This tutorial is an introduction to geospatial data analysis in Python, with a focus on tabular vector data using GeoPandas. It will introduce the different libraries to work with geospatial data and will cover munging geo-data and exploring relations over space. This includes importing data in different formats (e.g. shapefile, GeoJSON), visualizing, combining and tidying them up for analysis, exploring spatial relationships, ... and will use libraries such as pandas, geopandas, shapely, pyproj, matplotlib, cartopy, ...
The tutorial will cover the following topics, each of them using Jupyter notebooks and hands-on exercises with real-world data:
- Introduction to vector data and GeoPandas
- Visualizing geospatial data
- Spatial relationships and operations
- Spatial joins and overlays
- Short showcase of parallel/distributed geospatial analysis with Dask
This repository initially contained the teaching material for the geospatial data analysis tutorial at GeoPython 2018, May 7-9 2018, Basel, Switzerland, and was later updated and also used at Scipy 2018 and EuroScipy 2018.
Following this tutorial will require recent installations of:
- Python >= 3.5 (it will probably work on python 2.7 as well, but I didn't test it specifically)
- pandas
- geopandas >= 0.3.0
- matplotlib
- rtree
- PySAL
- Jupyter Notebook
- (optional for visualisation showcase) cartopy
- (optional for visualisation showcase) geoplot
If you do not yet have these packages installed, we recommend to use the conda package manager to install all the requirements (you can install miniconda or install the (larger) Anaconda distribution, found at https://www.anaconda.com/download/).

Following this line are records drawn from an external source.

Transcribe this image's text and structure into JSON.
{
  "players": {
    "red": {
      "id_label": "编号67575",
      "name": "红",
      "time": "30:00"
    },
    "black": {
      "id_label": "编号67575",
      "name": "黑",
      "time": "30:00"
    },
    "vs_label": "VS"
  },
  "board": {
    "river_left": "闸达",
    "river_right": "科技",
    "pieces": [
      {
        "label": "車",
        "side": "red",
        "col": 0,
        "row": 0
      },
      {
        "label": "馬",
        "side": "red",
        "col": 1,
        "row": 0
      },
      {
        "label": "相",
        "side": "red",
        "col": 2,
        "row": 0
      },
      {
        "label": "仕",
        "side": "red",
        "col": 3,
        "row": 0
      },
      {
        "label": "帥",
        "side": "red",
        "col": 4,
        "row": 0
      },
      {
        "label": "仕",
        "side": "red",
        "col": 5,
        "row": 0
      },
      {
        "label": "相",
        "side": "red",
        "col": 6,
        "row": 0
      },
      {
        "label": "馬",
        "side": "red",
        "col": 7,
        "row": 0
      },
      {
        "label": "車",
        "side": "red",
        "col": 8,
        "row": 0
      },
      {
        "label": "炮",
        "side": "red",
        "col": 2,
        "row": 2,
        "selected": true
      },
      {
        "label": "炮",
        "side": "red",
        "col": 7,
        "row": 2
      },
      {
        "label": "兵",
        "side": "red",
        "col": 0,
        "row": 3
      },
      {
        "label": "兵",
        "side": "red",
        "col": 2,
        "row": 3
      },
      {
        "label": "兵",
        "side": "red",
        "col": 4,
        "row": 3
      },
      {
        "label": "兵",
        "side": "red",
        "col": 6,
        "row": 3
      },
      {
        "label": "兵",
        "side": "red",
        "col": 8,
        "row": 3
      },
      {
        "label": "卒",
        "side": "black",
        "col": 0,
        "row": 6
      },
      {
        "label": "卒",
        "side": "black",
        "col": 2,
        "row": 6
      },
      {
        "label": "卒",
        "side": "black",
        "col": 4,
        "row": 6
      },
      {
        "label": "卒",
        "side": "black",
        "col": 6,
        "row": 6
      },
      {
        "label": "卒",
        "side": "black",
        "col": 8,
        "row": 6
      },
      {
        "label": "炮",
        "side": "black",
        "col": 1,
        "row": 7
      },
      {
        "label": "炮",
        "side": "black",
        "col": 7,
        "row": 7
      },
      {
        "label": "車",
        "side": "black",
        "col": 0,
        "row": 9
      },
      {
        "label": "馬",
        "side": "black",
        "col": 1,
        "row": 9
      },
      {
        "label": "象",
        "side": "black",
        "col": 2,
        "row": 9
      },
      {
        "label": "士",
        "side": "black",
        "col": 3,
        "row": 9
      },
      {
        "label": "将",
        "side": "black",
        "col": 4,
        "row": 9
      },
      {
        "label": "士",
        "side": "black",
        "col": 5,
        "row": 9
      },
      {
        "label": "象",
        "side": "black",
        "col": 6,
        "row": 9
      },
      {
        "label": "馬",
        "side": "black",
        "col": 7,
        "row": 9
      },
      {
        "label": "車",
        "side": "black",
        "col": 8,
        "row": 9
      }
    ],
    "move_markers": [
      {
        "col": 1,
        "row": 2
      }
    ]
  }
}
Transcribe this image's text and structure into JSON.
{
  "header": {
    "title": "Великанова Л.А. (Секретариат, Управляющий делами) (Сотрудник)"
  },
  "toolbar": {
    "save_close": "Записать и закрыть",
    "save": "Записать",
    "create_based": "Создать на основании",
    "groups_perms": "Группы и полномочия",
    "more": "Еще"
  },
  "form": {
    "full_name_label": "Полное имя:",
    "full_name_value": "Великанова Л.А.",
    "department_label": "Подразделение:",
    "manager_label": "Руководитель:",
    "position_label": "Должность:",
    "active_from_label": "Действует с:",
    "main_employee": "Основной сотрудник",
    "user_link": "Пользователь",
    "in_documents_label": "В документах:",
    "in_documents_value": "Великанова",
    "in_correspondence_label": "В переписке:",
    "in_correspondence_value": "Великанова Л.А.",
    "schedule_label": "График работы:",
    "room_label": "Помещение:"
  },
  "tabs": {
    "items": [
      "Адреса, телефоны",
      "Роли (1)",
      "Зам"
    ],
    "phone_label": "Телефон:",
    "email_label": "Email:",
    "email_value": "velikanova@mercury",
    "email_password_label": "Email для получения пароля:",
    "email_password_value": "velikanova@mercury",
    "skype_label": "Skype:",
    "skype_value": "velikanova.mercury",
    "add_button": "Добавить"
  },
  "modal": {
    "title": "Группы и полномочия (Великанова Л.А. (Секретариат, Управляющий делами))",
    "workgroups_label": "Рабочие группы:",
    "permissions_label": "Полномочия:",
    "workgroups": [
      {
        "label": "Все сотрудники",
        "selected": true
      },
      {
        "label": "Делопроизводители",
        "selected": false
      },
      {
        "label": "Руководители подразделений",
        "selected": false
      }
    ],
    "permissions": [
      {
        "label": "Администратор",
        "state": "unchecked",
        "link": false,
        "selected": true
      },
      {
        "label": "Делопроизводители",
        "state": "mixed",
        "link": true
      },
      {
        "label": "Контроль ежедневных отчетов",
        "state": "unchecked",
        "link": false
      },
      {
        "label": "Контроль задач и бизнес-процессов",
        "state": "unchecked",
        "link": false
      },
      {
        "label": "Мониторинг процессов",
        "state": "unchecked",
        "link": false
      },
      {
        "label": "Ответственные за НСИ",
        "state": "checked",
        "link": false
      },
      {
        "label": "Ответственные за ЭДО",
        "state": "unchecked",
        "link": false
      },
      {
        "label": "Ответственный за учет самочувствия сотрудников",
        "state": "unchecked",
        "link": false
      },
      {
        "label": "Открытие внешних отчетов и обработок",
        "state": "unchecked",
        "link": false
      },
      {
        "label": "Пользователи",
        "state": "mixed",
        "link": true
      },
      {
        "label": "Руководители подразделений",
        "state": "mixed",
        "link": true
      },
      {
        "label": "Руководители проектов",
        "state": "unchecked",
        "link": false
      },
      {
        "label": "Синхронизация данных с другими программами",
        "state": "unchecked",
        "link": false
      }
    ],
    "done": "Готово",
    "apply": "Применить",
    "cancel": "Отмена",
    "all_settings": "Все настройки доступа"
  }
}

Once this is installed, the following command will install all required packages in your Python environment:
conda install jupyter geopandas
For the optional dependencies, you can do:
conda install cartopy
conda install geoplot -c conda-forge
But of course, using another distribution (e.g. Enthought Canopy) or pip
is fine as well (a requirements file is provided as well), as long
as you have the above packages installed.
Note: I am still updating the materials, so I recommend to only download the materials the morning before the tutorial starts, or to update your local copy then. To update a local copy, you can download the latest version again, or do a git pull
if you are using git.
If you have git installed, you can get the tutorial materials by cloning this repo:
git clone https://github.com/jorisvandenbossche/geopandas-tutorial.git
Otherwise, you can download the repository as a .zip file by heading over to the GitHub repository (https://github.com/jorisvandenbossche/geopandas-tutorial) in your browser and click the green "Download" button in the upper right:
To make sure everything was installed correctly, open a terminal, and change its directory (cd
) so that your working directory is the tutorial materials you downloaded in the step above. Then enter the following:
python check_environment.py
Make sure that this scripts prints "All good. Enjoy the tutorial!"